Routing to different destinations example

Log example

The below snippet is an example log that you want to route to different destinations based on the value of the level field.

{
  "logs": {
    "kind": "absolute",
    "level": "info,
    "name": "memory_available_bytes",
    "namespace": "host",
    "tags": {}
  }
}

Configuration examples

The following YAML configuration example routes data based on the level value:

transforms:
  splitting_logs_id:
    type: route
    inputs:
      - my-source-or-transform-id
    route:
      debug: .level == "debug"
      info: .level == "info"
      warn: .level == "warn"
      error: .level == "error"

Each row under the route field defines a route identifier, followed by a logical condition representing the filter of the route. The end result of this route can then be referenced as an input by other components with the name <transform_name>.<route_id>.

For example, if you wish to route logs with level field values of warn and error to Datadog, see the following example:

sinks:
  my_sink_id:
    type: datadog_logs
    inputs:
      - splitting_logs_id.warn
      - splitting_logs_id.error
    default_api_key: '${DATADOG_API_KEY_ENV_VAR}'
    compression: gzip

See the route transform reference for more information.

Throttle data

Downstream services can sometimes get overwhelmed when there is a spike in volume, which can lead to data being dropped. Use the throttle transform to safeguard against this scenario and also enforce usage quotas on users. The throttle transform rate limits logs passing through a topology.

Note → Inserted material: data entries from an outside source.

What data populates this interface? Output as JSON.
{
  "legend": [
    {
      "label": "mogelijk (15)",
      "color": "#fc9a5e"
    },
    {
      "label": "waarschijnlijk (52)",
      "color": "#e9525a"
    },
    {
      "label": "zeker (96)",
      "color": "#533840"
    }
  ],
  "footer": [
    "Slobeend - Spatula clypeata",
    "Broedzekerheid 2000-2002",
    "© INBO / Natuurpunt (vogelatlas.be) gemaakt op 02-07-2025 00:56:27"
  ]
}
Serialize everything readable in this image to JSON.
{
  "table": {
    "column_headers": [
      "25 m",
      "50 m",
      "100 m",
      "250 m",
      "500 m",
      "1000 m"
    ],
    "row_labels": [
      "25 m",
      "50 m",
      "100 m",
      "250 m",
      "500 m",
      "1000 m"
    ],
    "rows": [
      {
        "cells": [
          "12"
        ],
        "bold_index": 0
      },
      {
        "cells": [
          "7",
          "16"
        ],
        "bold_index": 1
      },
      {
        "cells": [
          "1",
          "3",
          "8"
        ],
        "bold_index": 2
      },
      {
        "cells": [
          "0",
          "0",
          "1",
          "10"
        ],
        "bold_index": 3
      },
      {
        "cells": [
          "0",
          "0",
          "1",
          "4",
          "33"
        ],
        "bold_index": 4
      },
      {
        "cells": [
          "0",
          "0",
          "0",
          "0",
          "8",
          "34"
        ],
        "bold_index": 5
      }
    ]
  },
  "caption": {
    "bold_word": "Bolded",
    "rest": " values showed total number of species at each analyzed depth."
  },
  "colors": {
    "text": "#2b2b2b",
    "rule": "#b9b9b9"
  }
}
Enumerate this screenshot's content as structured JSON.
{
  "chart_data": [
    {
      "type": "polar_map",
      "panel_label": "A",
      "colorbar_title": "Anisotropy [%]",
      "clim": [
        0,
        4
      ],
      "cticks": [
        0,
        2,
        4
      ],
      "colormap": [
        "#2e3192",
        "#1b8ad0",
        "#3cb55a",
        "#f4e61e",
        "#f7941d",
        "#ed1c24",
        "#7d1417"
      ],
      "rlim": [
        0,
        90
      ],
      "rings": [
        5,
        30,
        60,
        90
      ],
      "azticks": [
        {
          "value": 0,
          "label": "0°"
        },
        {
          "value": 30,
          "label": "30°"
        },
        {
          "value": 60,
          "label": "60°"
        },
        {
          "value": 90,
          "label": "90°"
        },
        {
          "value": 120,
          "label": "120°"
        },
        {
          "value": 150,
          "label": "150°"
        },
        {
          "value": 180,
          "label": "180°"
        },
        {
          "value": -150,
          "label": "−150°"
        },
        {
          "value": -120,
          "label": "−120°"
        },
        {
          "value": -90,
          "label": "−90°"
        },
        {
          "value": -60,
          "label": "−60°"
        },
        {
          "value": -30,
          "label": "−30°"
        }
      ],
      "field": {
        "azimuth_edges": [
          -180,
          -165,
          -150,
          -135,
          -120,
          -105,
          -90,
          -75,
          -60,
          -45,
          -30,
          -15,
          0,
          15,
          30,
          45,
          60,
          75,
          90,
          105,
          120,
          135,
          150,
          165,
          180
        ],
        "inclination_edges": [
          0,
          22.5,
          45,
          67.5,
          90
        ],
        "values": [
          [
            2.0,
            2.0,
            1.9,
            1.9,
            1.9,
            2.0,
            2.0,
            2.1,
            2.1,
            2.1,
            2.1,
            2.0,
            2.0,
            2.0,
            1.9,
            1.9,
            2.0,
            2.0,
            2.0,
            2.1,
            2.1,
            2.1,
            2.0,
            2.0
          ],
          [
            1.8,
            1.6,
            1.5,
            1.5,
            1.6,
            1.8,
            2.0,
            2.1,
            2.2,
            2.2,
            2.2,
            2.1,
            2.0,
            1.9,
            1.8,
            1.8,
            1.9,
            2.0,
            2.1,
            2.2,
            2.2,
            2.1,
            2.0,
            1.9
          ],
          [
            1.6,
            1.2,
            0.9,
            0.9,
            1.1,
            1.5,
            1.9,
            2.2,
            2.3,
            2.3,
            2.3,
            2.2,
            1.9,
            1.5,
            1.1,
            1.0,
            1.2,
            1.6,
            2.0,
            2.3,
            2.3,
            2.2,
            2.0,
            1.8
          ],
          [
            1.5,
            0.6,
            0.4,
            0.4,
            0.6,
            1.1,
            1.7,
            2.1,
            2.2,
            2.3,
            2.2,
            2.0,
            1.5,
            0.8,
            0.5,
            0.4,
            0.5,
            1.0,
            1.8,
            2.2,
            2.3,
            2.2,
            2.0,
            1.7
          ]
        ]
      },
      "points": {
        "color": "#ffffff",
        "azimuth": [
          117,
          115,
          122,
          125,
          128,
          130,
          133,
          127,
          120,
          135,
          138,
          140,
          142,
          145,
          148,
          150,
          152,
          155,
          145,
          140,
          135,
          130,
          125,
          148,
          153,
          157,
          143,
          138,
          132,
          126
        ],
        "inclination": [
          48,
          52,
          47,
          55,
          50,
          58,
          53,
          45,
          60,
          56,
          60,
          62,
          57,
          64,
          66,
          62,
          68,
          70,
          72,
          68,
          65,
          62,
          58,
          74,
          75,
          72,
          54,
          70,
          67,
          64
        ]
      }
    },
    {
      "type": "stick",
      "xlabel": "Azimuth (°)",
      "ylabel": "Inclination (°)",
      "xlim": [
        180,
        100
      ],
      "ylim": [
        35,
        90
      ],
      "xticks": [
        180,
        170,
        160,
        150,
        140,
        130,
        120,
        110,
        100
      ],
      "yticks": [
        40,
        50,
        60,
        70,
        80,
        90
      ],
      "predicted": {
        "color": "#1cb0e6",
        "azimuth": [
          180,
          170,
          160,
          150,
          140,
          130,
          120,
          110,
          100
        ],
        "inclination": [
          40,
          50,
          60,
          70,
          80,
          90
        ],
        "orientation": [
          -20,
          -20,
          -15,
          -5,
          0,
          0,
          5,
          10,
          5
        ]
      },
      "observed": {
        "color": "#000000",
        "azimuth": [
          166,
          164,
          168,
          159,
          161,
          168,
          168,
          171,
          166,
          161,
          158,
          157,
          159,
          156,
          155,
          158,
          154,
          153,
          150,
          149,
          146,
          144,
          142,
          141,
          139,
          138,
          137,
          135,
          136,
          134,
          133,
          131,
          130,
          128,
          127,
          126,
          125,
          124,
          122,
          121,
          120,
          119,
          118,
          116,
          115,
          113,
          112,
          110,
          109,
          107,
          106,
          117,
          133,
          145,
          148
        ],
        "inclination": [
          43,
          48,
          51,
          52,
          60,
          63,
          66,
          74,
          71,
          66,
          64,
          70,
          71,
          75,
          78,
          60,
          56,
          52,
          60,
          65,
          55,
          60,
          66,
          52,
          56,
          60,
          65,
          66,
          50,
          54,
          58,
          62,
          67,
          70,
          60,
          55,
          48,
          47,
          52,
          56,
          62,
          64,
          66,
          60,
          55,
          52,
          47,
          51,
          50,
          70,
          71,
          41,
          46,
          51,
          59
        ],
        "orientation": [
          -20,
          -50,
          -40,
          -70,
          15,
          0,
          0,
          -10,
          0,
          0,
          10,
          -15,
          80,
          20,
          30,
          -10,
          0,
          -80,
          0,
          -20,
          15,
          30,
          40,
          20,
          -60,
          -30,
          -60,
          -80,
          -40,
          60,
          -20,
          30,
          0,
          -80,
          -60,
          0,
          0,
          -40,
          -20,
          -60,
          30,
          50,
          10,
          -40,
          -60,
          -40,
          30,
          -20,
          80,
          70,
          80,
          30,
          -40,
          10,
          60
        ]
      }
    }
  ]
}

Throttle configuration example

The following YAML configuration example is for a throttle transform:

transforms:
  my_transform_id:
    type: throttle
    inputs:
      - my-source-or-transform-id
    exclude: null
    threshold: 100
    window_secs: 1

The threshold field defines the number of events allowed for a given bucket. window_secs defines the time frame in which the configured threshold is applied. In the example configuration, when the component receives more than 100 events in a span of 1 second, any additional events are dropped.